Figure 6. Comparison of in vitro cultured worker pupae after aseptic and septic wounding.

White-eyed worker pupae were left untreated (n.i.), challenged with PBS, 10⁵ E. coli bacteria or with 10³ ABPV particles. The pupae were kept in tissue culture plates in an incubator at 35°C. Their development was recorded until the emergence of worker bees in the control group (n.i.).

Figure 7. Fate of injected viable E. coli bacteria in honey bee worker pupae.

White-eyed pupae were collected from sealed combs, transferred into empty tissue culture plates and subsequently kept in an incubator at 35°C and 70% relative humidity. They were challenged with E. coli bacteria as demonstrated in Figure 6. (A) Number of CFUs recovered from the haemolymph of worker pupae (n = 3) post-infection with ∼10⁵ E. coli cells at the indicated times. The error bars represent the standard deviation. (B) Inhibition-zone assay for the detection of antimicrobial activities in the haemolymph of worker pupae infected with E. coli. Aliquots of the samples were applied onto agar plates together with M. flavus as indicator bacteria. The area which is covered with newly grown bacteria colonies is indicated by a dotted ring.

Figure 8. Fate of injected viable E. coli bacteria in honey bee drone pupae challenged with a high dose.

White-eyed drone pupae were collected from sealed combs, transferred into empty tissue culture plates and subsequently kept in an incubator at 35°C and 70% relative humidity. They were left either untreated (n.i.) or challenged with E. coli. (A) Number of CFUs recovered from the haemolymph of drone pupae (n = 3–4) at the indicated times post-infection with ∼10⁵ E. coli bacteria. The error bars represent the standard deviation. (B) Inhibition-zone assay for the detection of antimicrobial activities in the haemolymph of drone pupae infected with E. coli. Aliquots of the samples were applied onto agar plates together with M. flavus as indicator bacteria.
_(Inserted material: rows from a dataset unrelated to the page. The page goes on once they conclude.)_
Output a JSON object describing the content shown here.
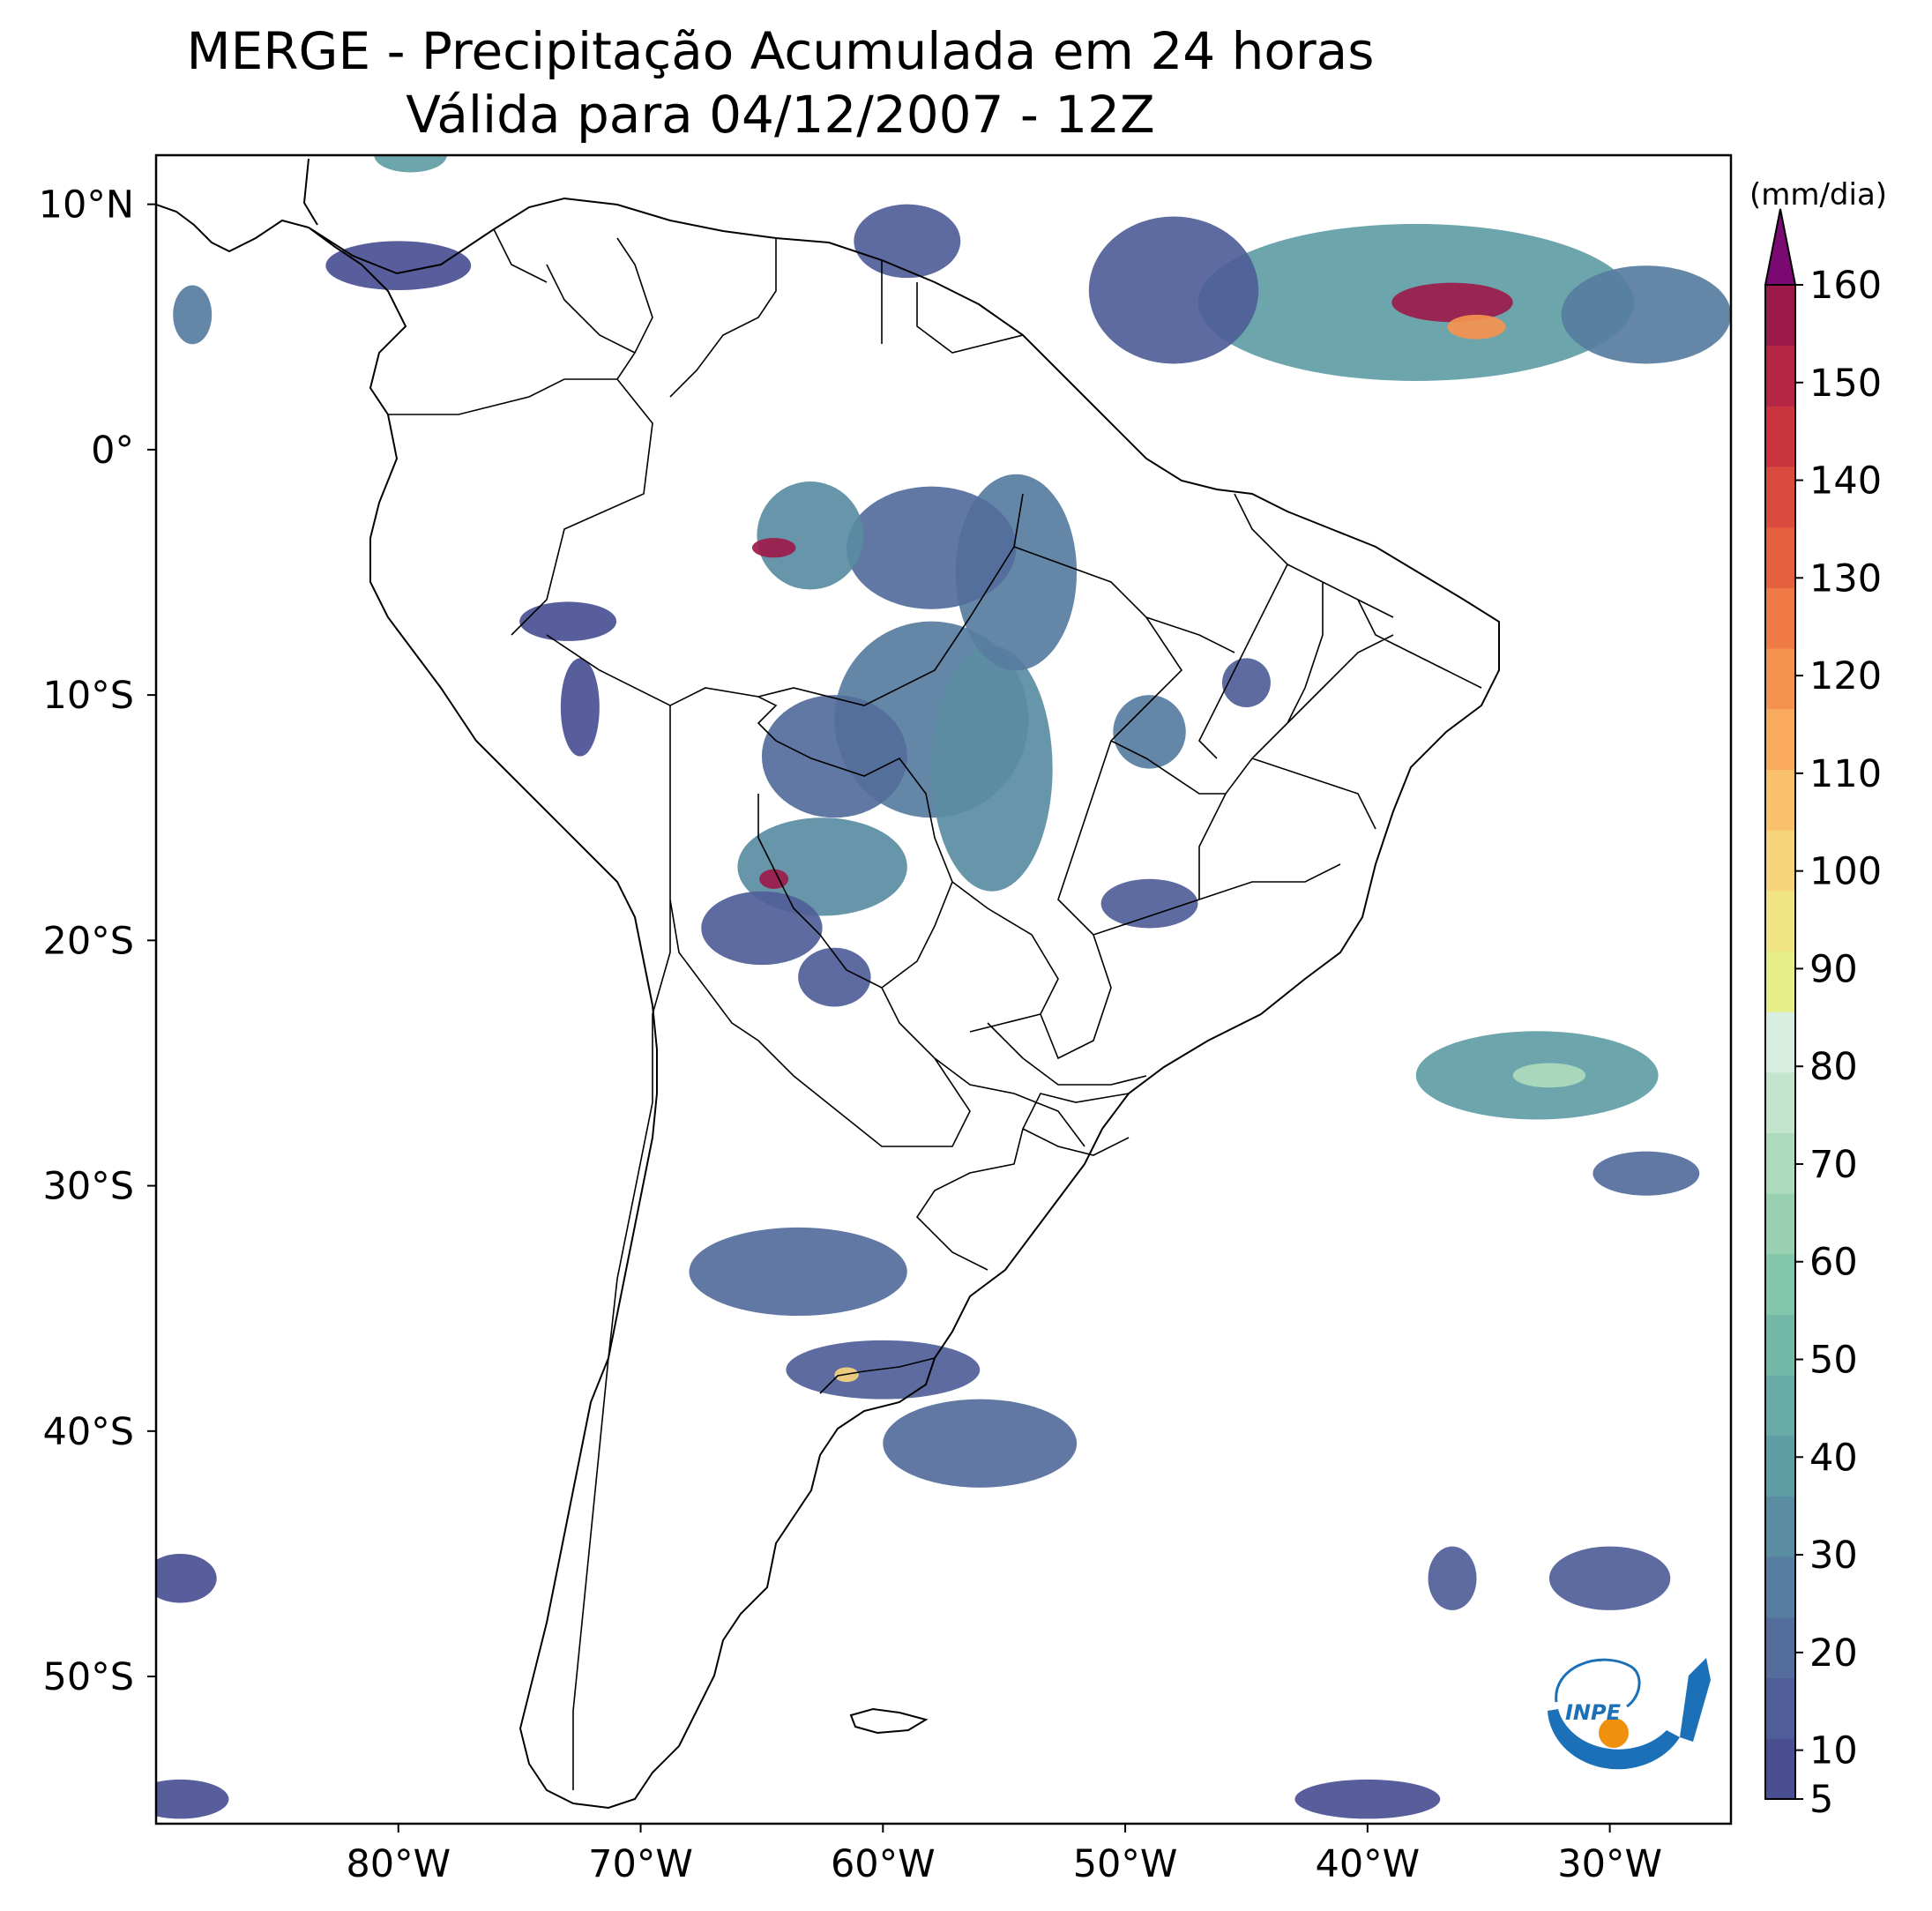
{
  "title": {
    "line1": "MERGE - Precipitação Acumulada em 24 horas",
    "line2": "Válida para 04/12/2007 - 12Z"
  },
  "map": {
    "lat_range": [
      -56,
      12
    ],
    "lon_range": [
      -90,
      -25
    ],
    "lat_labels": [
      {
        "v": 10,
        "t": "10°N"
      },
      {
        "v": 0,
        "t": "0°"
      },
      {
        "v": -10,
        "t": "10°S"
      },
      {
        "v": -20,
        "t": "20°S"
      },
      {
        "v": -30,
        "t": "30°S"
      },
      {
        "v": -40,
        "t": "40°S"
      },
      {
        "v": -50,
        "t": "50°S"
      }
    ],
    "lon_labels": [
      {
        "v": -80,
        "t": "80°W"
      },
      {
        "v": -70,
        "t": "70°W"
      },
      {
        "v": -60,
        "t": "60°W"
      },
      {
        "v": -50,
        "t": "50°W"
      },
      {
        "v": -40,
        "t": "40°W"
      },
      {
        "v": -30,
        "t": "30°W"
      }
    ],
    "precip_blobs": [
      {
        "lon": -63,
        "lat": -3.5,
        "rx": 2.2,
        "ry": 2.2,
        "v": 30
      },
      {
        "lon": -64.5,
        "lat": -4,
        "rx": 0.9,
        "ry": 0.4,
        "v": 160
      },
      {
        "lon": -58,
        "lat": -4,
        "rx": 3.5,
        "ry": 2.5,
        "v": 20
      },
      {
        "lon": -54.5,
        "lat": -5,
        "rx": 2.5,
        "ry": 4,
        "v": 25
      },
      {
        "lon": -58,
        "lat": -11,
        "rx": 4,
        "ry": 4,
        "v": 25
      },
      {
        "lon": -55.5,
        "lat": -13,
        "rx": 2.5,
        "ry": 5,
        "v": 35
      },
      {
        "lon": -62,
        "lat": -12.5,
        "rx": 3,
        "ry": 2.5,
        "v": 20
      },
      {
        "lon": -62.5,
        "lat": -17,
        "rx": 3.5,
        "ry": 2,
        "v": 30
      },
      {
        "lon": -64.5,
        "lat": -17.5,
        "rx": 0.6,
        "ry": 0.4,
        "v": 160
      },
      {
        "lon": -65,
        "lat": -19.5,
        "rx": 2.5,
        "ry": 1.5,
        "v": 12
      },
      {
        "lon": -62,
        "lat": -21.5,
        "rx": 1.5,
        "ry": 1.2,
        "v": 15
      },
      {
        "lon": -49,
        "lat": -11.5,
        "rx": 1.5,
        "ry": 1.5,
        "v": 25
      },
      {
        "lon": -45,
        "lat": -9.5,
        "rx": 1,
        "ry": 1,
        "v": 12
      },
      {
        "lon": -49,
        "lat": -18.5,
        "rx": 2,
        "ry": 1,
        "v": 15
      },
      {
        "lon": -73,
        "lat": -7,
        "rx": 2,
        "ry": 0.8,
        "v": 10
      },
      {
        "lon": -72.5,
        "lat": -10.5,
        "rx": 0.8,
        "ry": 2,
        "v": 8
      },
      {
        "lon": -63.5,
        "lat": -33.5,
        "rx": 4.5,
        "ry": 1.8,
        "v": 20
      },
      {
        "lon": -60,
        "lat": -37.5,
        "rx": 4,
        "ry": 1.2,
        "v": 15
      },
      {
        "lon": -61.5,
        "lat": -37.7,
        "rx": 0.5,
        "ry": 0.3,
        "v": 100
      },
      {
        "lon": -56,
        "lat": -40.5,
        "rx": 4,
        "ry": 1.8,
        "v": 20
      },
      {
        "lon": -38,
        "lat": 6,
        "rx": 9,
        "ry": 3.2,
        "v": 40
      },
      {
        "lon": -36.5,
        "lat": 6,
        "rx": 2.5,
        "ry": 0.8,
        "v": 160
      },
      {
        "lon": -35.5,
        "lat": 5,
        "rx": 1.2,
        "ry": 0.5,
        "v": 120
      },
      {
        "lon": -28.5,
        "lat": 5.5,
        "rx": 3.5,
        "ry": 2,
        "v": 25
      },
      {
        "lon": -33,
        "lat": -25.5,
        "rx": 5,
        "ry": 1.8,
        "v": 40
      },
      {
        "lon": -32.5,
        "lat": -25.5,
        "rx": 1.5,
        "ry": 0.5,
        "v": 70
      },
      {
        "lon": -28.5,
        "lat": -29.5,
        "rx": 2.2,
        "ry": 0.9,
        "v": 20
      },
      {
        "lon": -48,
        "lat": 6.5,
        "rx": 3.5,
        "ry": 3,
        "v": 12
      },
      {
        "lon": -59,
        "lat": 8.5,
        "rx": 2.2,
        "ry": 1.5,
        "v": 12
      },
      {
        "lon": -80,
        "lat": 7.5,
        "rx": 3,
        "ry": 1,
        "v": 10
      },
      {
        "lon": -88.5,
        "lat": 5.5,
        "rx": 0.8,
        "ry": 1.2,
        "v": 25
      },
      {
        "lon": -79.5,
        "lat": 12,
        "rx": 1.5,
        "ry": 0.7,
        "v": 40
      },
      {
        "lon": -36.5,
        "lat": -46,
        "rx": 1,
        "ry": 1.3,
        "v": 15
      },
      {
        "lon": -30,
        "lat": -46,
        "rx": 2.5,
        "ry": 1.3,
        "v": 12
      },
      {
        "lon": -89,
        "lat": -46,
        "rx": 1.5,
        "ry": 1,
        "v": 10
      },
      {
        "lon": -89,
        "lat": -55,
        "rx": 2,
        "ry": 0.8,
        "v": 10
      },
      {
        "lon": -40,
        "lat": -55,
        "rx": 3,
        "ry": 0.8,
        "v": 8
      }
    ],
    "logo_text": "INPE"
  },
  "colorbar": {
    "units": "(mm/dia)",
    "min": 5,
    "max": 160,
    "ticks": [
      5,
      10,
      20,
      30,
      40,
      50,
      60,
      70,
      80,
      90,
      100,
      110,
      120,
      130,
      140,
      150,
      160
    ],
    "colors": [
      "#4a4f92",
      "#4f5e98",
      "#546d9c",
      "#577da0",
      "#5a8ca2",
      "#5f9da5",
      "#67aaa6",
      "#74b9a8",
      "#84c6ab",
      "#98d0b1",
      "#aedbbd",
      "#c3e5ce",
      "#d7ede0",
      "#e6ee8a",
      "#f1e485",
      "#f7d47a",
      "#f9c16c",
      "#f9aa5d",
      "#f6924f",
      "#f07a46",
      "#e6603f",
      "#da4a3e",
      "#c9343f",
      "#b42644",
      "#9c1a4a"
    ],
    "extend_color": "#7a0a72"
  }
}
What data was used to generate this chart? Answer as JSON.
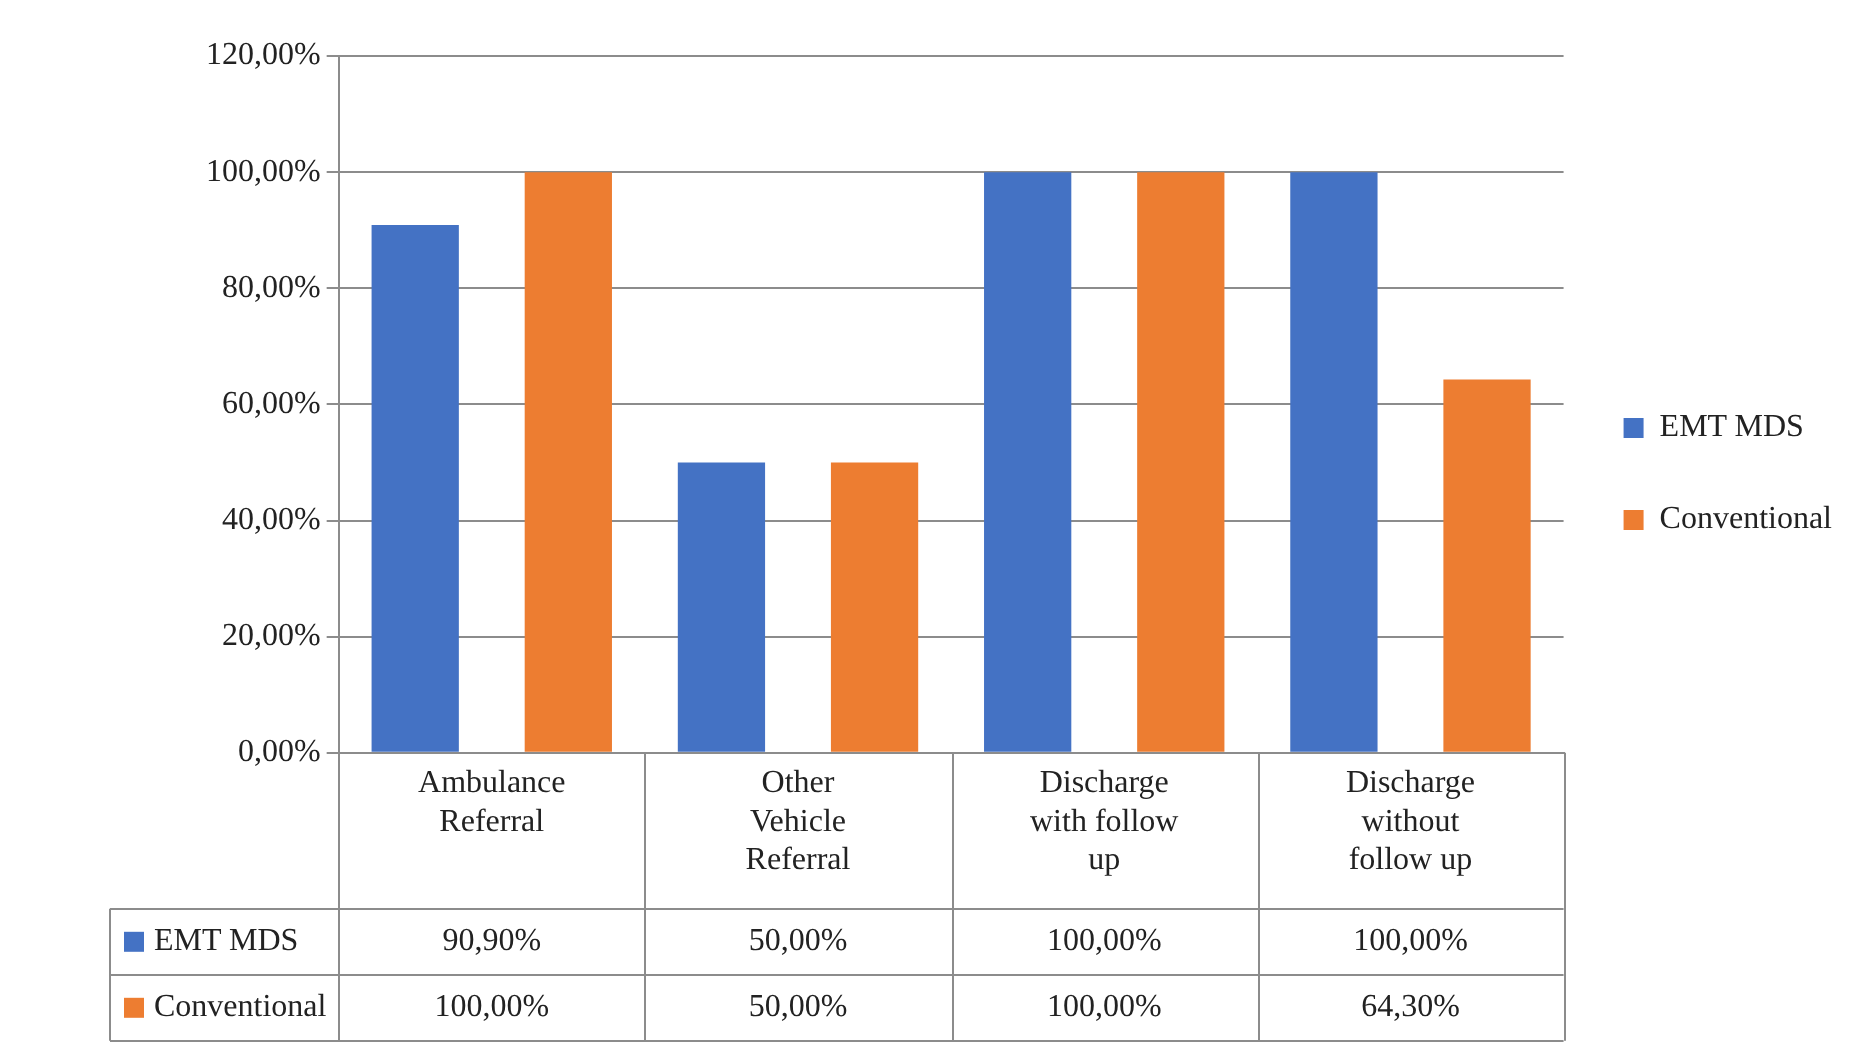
{
  "chart_data": {
    "type": "bar",
    "categories": [
      "Ambulance Referral",
      "Other Vehicle Referral",
      "Discharge with follow up",
      "Discharge without follow up"
    ],
    "series": [
      {
        "name": "EMT MDS",
        "color": "#4472c4",
        "values": [
          90.9,
          50,
          100,
          100
        ],
        "value_labels": [
          "90,90%",
          "50,00%",
          "100,00%",
          "100,00%"
        ]
      },
      {
        "name": "Conventional",
        "color": "#ed7d31",
        "values": [
          100,
          50,
          100,
          64.3
        ],
        "value_labels": [
          "100,00%",
          "50,00%",
          "100,00%",
          "64,30%"
        ]
      }
    ],
    "ylim": [
      0,
      120
    ],
    "yticks": [
      {
        "value": 0,
        "label": "0,00%"
      },
      {
        "value": 20,
        "label": "20,00%"
      },
      {
        "value": 40,
        "label": "40,00%"
      },
      {
        "value": 60,
        "label": "60,00%"
      },
      {
        "value": 80,
        "label": "80,00%"
      },
      {
        "value": 100,
        "label": "100,00%"
      },
      {
        "value": 120,
        "label": "120,00%"
      }
    ],
    "grid": "y",
    "legend": "right"
  }
}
The area which is covered with newly grown bacteria colonies is indicated by a dotted ring. (C) Development of in vitro cultured white-eyed drone pupae within 7 days post-injection of ∼10⁵ E. coli bacteria. For comparison, the development of non-infected control pupae to the imago is shown to the left.

Figure 9. Fate of injected viable E. coli bacteria in honey bee drone pupae challenged with a low dose.

White-eyed drone pupae were collected from sealed combs, transferred into empty tissue culture plates and subsequently kept in an incubator at 35°C and 70% relative humidity. They were left either untreated (n.i.) or challenged with E. coli. (A) Number of CFUs recovered from the haemolymph of drone pupae (n = 3–4) at the indicated times post-infection with ∼10² E. coli bacteria. The error bars represent the standard deviation. (B) Inhibition-zone assay for the detection of antimicrobial activities in the haemolymph of drone pupae infected with E. coli. Aliquots of the samples were applied onto agar plates together with M. flavus as indicator bacteria. The area which is covered with newly grown bacteria colonies is indicated by a dotted ring. (C) Development of in vitro cultured white-eyed drone pupae within 24 h post-injection of ∼10² E. coli bacteria. For comparison, the development of non-infected control pupae is shown to the left.